We’ve been harping on my dad to get rid of his old Suburban. It’s the Titanic on wheels. It’s big and heavy and drives like crap. And Dad loves the damn thing - it has plenty of room and besides he’s got the radio tuned, knows how to use the tape deck and his electric razor is in the console.
We thought the Cash for Clunkers program was the perfect time for him to get a new vehicle. Trade in the Suburban AND get his GM discount. How could it go wrong? Clearly we should have paid more attention.
Dad traded in the 1988 Chevy farm truck. The one that used to be red, but turned in to more of a mauve-ish color in the last decade. The one that moved all of us kids to various schools and apartments. The one that we all borrowed when we came to visit. The one that has hauled thousands of dozens of sweet corn. That one that dad made his own wooden box console with a place to store stuff (the spare electric razor, a rosary, cough drops and paper towels) and cup holders cut out of the top.

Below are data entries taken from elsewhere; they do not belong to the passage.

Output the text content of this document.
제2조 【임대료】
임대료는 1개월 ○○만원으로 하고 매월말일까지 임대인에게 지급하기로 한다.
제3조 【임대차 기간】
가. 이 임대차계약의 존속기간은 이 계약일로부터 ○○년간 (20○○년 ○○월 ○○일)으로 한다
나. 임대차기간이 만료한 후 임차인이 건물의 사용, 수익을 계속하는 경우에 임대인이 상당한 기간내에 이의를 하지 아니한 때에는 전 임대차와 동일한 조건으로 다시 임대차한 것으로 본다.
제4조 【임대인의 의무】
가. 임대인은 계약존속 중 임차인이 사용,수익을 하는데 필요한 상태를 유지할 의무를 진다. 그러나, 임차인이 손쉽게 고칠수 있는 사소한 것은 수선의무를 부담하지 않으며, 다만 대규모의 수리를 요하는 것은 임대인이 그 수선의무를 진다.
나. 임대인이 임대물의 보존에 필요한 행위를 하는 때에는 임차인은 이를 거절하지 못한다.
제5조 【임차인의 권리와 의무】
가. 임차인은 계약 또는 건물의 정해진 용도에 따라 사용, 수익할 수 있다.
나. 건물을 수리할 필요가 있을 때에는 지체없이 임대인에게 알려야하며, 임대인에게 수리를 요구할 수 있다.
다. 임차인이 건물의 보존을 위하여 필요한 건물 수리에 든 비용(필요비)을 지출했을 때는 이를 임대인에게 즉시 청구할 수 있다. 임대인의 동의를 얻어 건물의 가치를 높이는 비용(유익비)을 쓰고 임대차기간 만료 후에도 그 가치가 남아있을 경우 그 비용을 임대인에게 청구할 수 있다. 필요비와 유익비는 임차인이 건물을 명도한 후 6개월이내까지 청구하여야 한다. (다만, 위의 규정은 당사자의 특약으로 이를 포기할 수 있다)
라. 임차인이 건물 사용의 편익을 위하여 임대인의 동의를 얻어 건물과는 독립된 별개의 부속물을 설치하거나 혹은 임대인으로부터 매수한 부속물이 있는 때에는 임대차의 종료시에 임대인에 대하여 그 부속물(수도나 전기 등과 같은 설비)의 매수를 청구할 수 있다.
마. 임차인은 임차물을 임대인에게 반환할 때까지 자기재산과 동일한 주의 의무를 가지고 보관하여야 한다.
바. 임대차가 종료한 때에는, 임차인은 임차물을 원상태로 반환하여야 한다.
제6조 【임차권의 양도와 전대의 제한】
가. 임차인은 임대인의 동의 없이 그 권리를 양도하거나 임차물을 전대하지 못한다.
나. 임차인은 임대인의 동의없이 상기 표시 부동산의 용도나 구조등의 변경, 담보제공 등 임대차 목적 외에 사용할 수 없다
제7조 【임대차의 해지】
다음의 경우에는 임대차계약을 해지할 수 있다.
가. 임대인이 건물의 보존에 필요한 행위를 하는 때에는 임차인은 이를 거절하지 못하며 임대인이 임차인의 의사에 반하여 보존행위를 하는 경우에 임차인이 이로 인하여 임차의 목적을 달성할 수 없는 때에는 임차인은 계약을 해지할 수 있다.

He got a fancy new GMC bright red 4-wheel drive truck. It’s beautiful and has all of the bells and whistles including the OnStar navigation system. Dad took me to the airport today. I was looking up the directions --Indianapolis has a new airport terminal, when Dad said he wanted to use the OnStar. Sounds like fun I said.. Ha – famous last words!
It stared out fun. Dad punched the button and the nice lady asked our destination and sent the route to the truck. Magically the directions appeared on the radio console and a voice told us to turn left out of the parking lot. Then the trouble started. Dad decided to go off route – “The highway is quicker.” As soon as we turned the voice told us we were going off _-route and asked if we’d like to re-route. I wasn’t worried; I’d already looked up the directions and knew what exit we needed. The new OnStar directions look us another way, but I didn’t question it. I have the sense of direction of a donut. If I think we should go right, invariably it is left.
It took us on interstate 465, that is heavily under construction and there were no exits for five miles. Still no [visible] panic on my part. We turned around, headed for Highway 70, I assumed. Then Dad called back the magic voice. The voice that told us to take Exit 12 on 465, which didn’t exist. That didn't stop Dad from slowing down and looking and the voice telling us to turn and the trucks and traffic whizzing by. That didn’t lower Nora’s blood pressure either. Even though I kept suggesting that we should just head to Highway 70. We followed the long-winded directions. In OnStar’s credit, it eventually led us to the airport. THE OLD AIRPORT!
We’re now about an hour from my flight time. And I’m not at the airport. We followed the signs and arrived just in time. And I was smiling as I got out of the truck. Because Dad is using his old wooden homemade console, even though the new truck has all kinds of storage compartments and cup holders. It’s hard to be mad at a guy who is willing to mix the new with the old.